Collecting taxes is a necessary function of local government. In Pennsylvania, who does it and how it is done aren’t consistent across government entities. Here’s a primer from IssuesPA.
(April 2005) Tax collection has been a concern among government efficiency advocates for a long time. But it hasn’t registered on the radar screen for mainstream Pennsylvania until recently, when several newspapers in Pennsylvania weighed in with some stories on the issue. To explore the issue of tax collection, IssuesPA put together some background information: Who collects the taxes? What’s good - and what’s not - about the current system? And what’s the future outlook?
So who collects local taxes?
The list of who collects local taxes in Pennsylvania is long and complicated. Almost every municipality has a locally elected tax collector for real estate property taxes. Exceptions are the 56 cities and home rule municipalities that appoint a tax collector. In first class townships, the locally-elected treasurer generally acts as tax collector. The Department of Community and Economic Development counts nearly 2,400 elected tax collectors across the state. Often, these elected municipal tax collectors also collect real estate taxes for the school district and county. A school district with multiple municipalities often will have just as many real estate tax collectors.
However, local governments levy more than just the real estate tax. Collecting Pennsylvania’s second largest local tax source, the earned income tax, involves a different set of collectors. State law gives municipalities and school districts the right to select their own collector for all non-real estate taxes, and they’ve exercised that right in a variety of ways. A diverse group of individuals and organizations collects these taxes, including municipal or school district employees, non- profit joint collection agencies, the local elected real estate tax collectors, private for-profit collectors, or another taxing jurisdiction. There are more than 550 earned income tax collectors.
Initially, it’s the employer who must decipher the complicated local tax system - as an individuals employer generally is the one to figure out the local earned income tax withholding. Multiple rates, multiple tax collectors, and multiple tax bases means a burden on employers - especially small businesses that may not have the staffing capability to meet the local tax obligations.
What works - and what doesn’t - in the current system?
A multitude of tax collectors spread across Pennsylvania ensures that taxpayers have easy access, giving ample opportunities to ask questions and resolve differences easily. And if citizens believe their property tax collector performs poorly, they can have their say at the polls every four years.
In addition to the election process, tax collectors may be accountable through audits, although that is more at the discretion of the taxing authorities. Property tax collectors may be audited by the county controller or other tax authority - or the local government may hire an external, independent auditor. Income tax collectors are subject to an independent audit annually. However, because tax collectors are not considered agents of the state, they are not subject to the disclosure requirements of the Right-to-Know Act. Records can be accessed by the public through the taxing authority eventually - but are not required to be accessible directly from the tax collector.

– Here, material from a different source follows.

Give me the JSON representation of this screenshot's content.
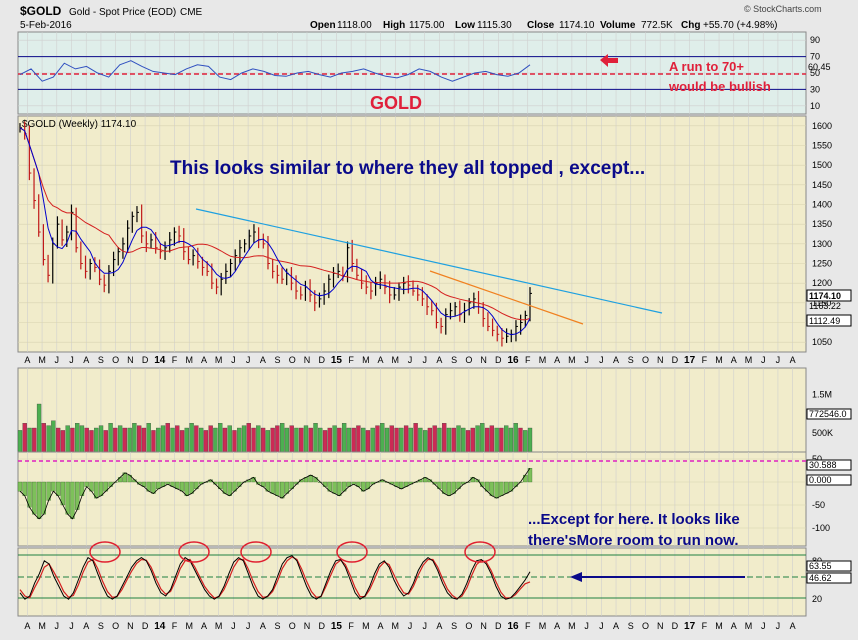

The sheer number of local tax collectors suggests, however, that Pennsylvania’s fragmented approach comes with a hefty price tag. Costs for collecting the earned income tax are documented in an August 2004 report of the Department of Community and Economic Development, Pennsylvania’s Earned Income Tax System. This report says Pennsylvania’s taxing jurisdictions could save $100 million by taking steps to change the system, such as consolidating collection operations, improving withholding procedures and requirements, advancing the distribution of non-resident tax collections, standardizing reporting requirements, revising and standardizing administration and enforcement, defining the tax base more clearly, and providing additional education and training for taxing jurisdictions and tax collectors.
The Pennsylvania Economy League has documented excessive costs in collecting real estate taxes. Its survey of the cost of tax collections a 12-county area in central and eastern Pennsylvania found that taxing authorities in these counties could save nearly $3 million just by lowering the cost of compensation for all tax collectors to the lowest rate reported in the region. Compensation for tax collectors range from .09% to 17.06% of taxes collected. These savings don’t consider any additional reductions that could be achieved through consolidation or other efficiency-related changes.
Are there changes on the horizon?
Changes come hard. Pennsylvania’s system of collecting taxes is deep-rooted, going back centuries in the case of real estate tax collection. Insufficient awareness of the hidden costs of tax collection by most taxpayers, the role tax collectors play in local politics, the strength of the tax collector lobby at the Capitol, and the desire of many locally elected officials to retain tight control over their tax collection agents: all reasons why change is unlikely. The legislature hasn’t seriously considered changing the system and, in fact, made it more complicated and fragmented when it passed Act 72 of 2004, which will use the anticipated receipts from slot machines to provide local tax relief.
Do you get what you pay for from your tax collector? It’s certainly a question worth considering.